Lessen the pain when removing a bandage by applying a warm compress. Or spread baby oil or vegetable oil over and around the bandage with a cotton ball. The oil will also remove the adhesive left on the skin.
To remove a bandage from a wound that should not get wet, blow hot air from a hair dryer on the tape for a few seconds. This softens the adhesive and makes it easier to remove the bandage.
Look in the drugstore for an oil-based adhesive remover if there's a lot of bandaging going on in your household.
To distract a child before removing an adhesive bandage, draw a funny face on the bandage. If commercial bandage strips irritate your skin, try using a sterile gauze pad and paper first-aid tape instead.
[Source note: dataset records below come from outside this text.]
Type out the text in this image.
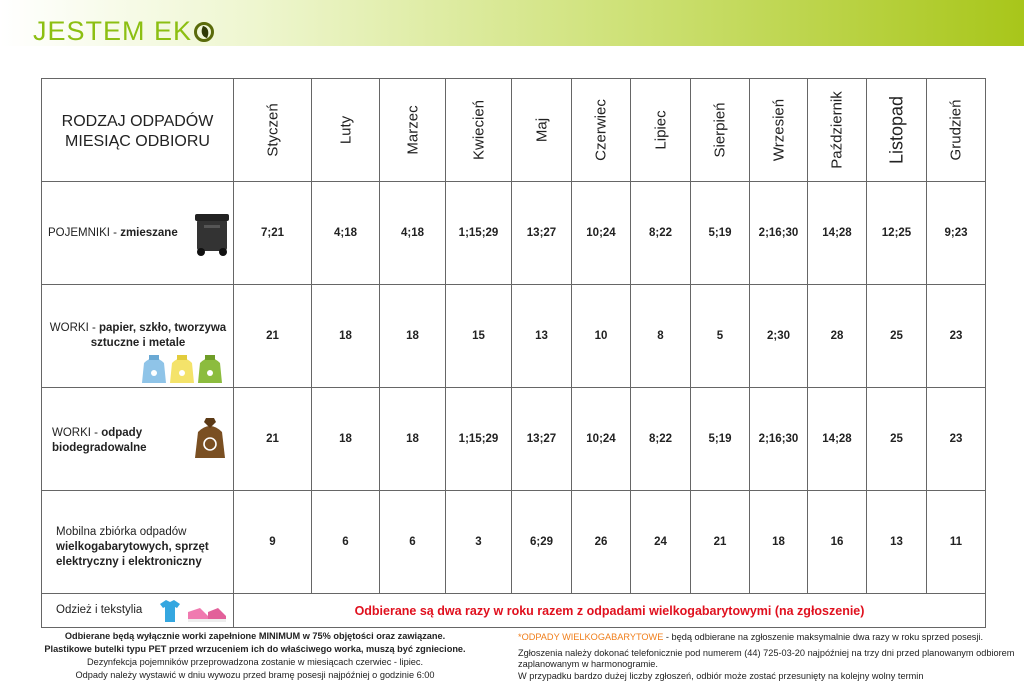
JESTEM EK
RODZAJ ODPADÓW
MIESIĄC ODBIORU	Styczeń	Luty	Marzec	Kwiecień	Maj	Czerwiec	Lipiec	Sierpień	Wrzesień	Październik	Listopad	Grudzień

POJEMNIKI - zmieszane	7;21	4;18	4;18	1;15;29	13;27	10;24	8;22	5;19	2;16;30	14;28	12;25	9;23

WORKI - papier, szkło, tworzywa sztuczne i metale	21	18	18	15	13	10	8	5	2;30	28	25	23

WORKI - odpady biodegradowalne	21	18	18	1;15;29	13;27	10;24	8;22	5;19	2;16;30	14;28	25	23

Mobilna zbiórka odpadów
wielkogabarytowych, sprzęt elektryczny i elektroniczny	9	6	6	3	6;29	26	24	21	18	16	13	11

Odzież i tekstylia	Odbierane są dwa razy w roku razem z odpadami wielkogabarytowymi (na zgłoszenie)											
Odbierane będą wyłącznie worki zapełnione MINIMUM w 75% objętości oraz zawiązane.
Plastikowe butelki typu PET przed wrzuceniem ich do właściwego worka, muszą być zgniecione.
Dezynfekcja pojemników przeprowadzona zostanie w miesiącach czerwiec - lipiec.
Odpady należy wystawić w dniu wywozu przed bramę posesji najpóźniej o godzinie 6:00
*ODPADY WIELKOGABARYTOWE - będą odbierane na zgłoszenie maksymalnie dwa razy w roku sprzed posesji.
Zgłoszenia należy dokonać telefonicznie pod numerem (44) 725-03-20 najpóźniej na trzy dni przed planowanym odbiorem zaplanowanym w harmonogramie.
W przypadku bardzo dużej liczby zgłoszeń, odbiór może zostać przesunięty na kolejny wolny termin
If your dressing will require frequent changing, using paper first-aid tape can be helpful in avoiding the pain of removing adhesive tape and possible irritation from adhesives. Don't apply antibiotic cream or salve directly to a cut. It's less traumatic to the wound if the cream is put on the bandage first, and then the bandage is applied. Bandages should be changed whenever dirty or wet. After one week, most cuts and wounds are sufficiently healed so that you no longer need a bandage.